The climate of a particular region changes naturally over the course of the centuries and millennia, resulting in variations in soil properties, vegetation type and plant productivity4-5. Because of this, the long-term climatic history of a region, rather than the current climatic conditions, could, in theory, help explain part of the variation in the current distribution of bacterial communities. Let´s imagine that we spend our Sunday afternoon out in the field and we visit two similar grassland ecosystems with an arid climate. In our eyes, both of them look very similar, but they might have very different bacterial community composition and diversity. The current climate and vegetation type from these two grasslands may not help to explain all of the variation in the current bacterial communities found in these soils. However, the climate legacies (temperature and precipitation anomalies from the present to ~20k years ago) may hold the key to understand the differences in bacterial community composition and richness from these two ecosystems. Thus, if one of those grasslands was previously a forest ecosystem under a wetter paleoclimate, the soil from this ecosystem would be very different from a soil that had developed under a drier paleoclimate. For example, the soil developed under a wetter paleoclimate might have a higher amount of soil carbon and a lower pH4, -soil properties that are known to change slowly over millennia-, resulting in a higher/lower bacterial diversity and/or a higher/lower abundance of bacteria than expected based on its current climate; helping us to explain the current differences in the bacterial communities from both grasslands.
Using data from >1000 sites and five separate global and regional datasets, our study provides novel evidence that paleoclimate explains a greater amount of the variation in the richness and composition of bacterial communities than current climate6. Moreover, paleoclimate accounted for a unique fraction of this variation that could not be predicted by geographic location, current climate, soil properties, or plant diversity. A major result from our study is that the ability of both paleo- and current climate to predict the distribution of soil bacteria declined dramatically in agricultural soils, highlighting the fact that human activities have a strong influence on soil bacterial diversity, for example, by profoundly altering soil properties.
In summary, we provide evidence that past climates have left their signature on current bacterial diversity patterns across the globe, and that these patters can be detected today. Further, agricultural practices may significantly reduce the unique signature of climatic legacies on soil bacteria. Together, our findings indicate that paleoclimatic information can be used to improve our ability to predict the global distribution of soil bacterial communities in natural ecosystems.
1. Bardgett, R.D. van der Putten, W.H. Belowground biodiversity and ecosystem functioning. Nature 515, 505–511 (2014).

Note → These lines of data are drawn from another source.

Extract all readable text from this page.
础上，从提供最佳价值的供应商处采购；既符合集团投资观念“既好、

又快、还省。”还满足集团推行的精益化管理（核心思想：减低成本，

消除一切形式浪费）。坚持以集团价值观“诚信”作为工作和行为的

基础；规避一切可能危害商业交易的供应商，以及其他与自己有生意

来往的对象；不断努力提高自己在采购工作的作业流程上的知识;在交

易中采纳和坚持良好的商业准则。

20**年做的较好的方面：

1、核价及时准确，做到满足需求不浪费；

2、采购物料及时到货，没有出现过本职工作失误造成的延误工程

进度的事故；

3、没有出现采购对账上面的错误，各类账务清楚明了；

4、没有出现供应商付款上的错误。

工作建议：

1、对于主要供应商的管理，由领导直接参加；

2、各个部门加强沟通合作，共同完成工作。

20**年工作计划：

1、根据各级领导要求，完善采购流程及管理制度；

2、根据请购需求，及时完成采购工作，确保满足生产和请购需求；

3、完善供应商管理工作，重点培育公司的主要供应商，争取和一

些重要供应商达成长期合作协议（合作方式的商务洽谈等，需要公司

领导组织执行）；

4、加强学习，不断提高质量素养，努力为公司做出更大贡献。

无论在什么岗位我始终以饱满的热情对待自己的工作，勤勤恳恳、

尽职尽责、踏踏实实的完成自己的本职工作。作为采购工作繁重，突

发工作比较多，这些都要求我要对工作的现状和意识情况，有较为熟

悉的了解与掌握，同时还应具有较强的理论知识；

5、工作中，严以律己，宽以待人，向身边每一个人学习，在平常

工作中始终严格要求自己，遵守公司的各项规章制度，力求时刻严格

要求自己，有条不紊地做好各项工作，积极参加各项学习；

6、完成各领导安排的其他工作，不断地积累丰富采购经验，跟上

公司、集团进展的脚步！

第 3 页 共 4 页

2. Lauber, C.L. et al. Soil pH as a predictor of soil bacterial community structure at the continental scale: a pyrosequencing-based assessment. Appl Environ Microbiol 75, 5111-5120 (2009).
3. Maestre F.T. et al. Increasing aridity reduces soil microbial diversity and abundance in global drylands. Proc Natl Acad Sci U.S.A 112, 15684–15689 (2015).
4. Svenning J-C. et al. The Influence of Paleoclimate on Present-Day Patterns in Biodiversity and Ecosystems. Ann Rev Ecol Evol 46, 551-572 (2015).
5. Delgado-Baquerizo M. et al. Climate legacies drive global soil carbon stocks in terrestrial ecosystems. Sci. Adv. 3, e1602008 (2017).
6. Delgado-Baquerizo M. et al. Paleoclimate explains a unique proportion of the global variation in soil bacterial communities. Nature Ecology and Evolution (2017).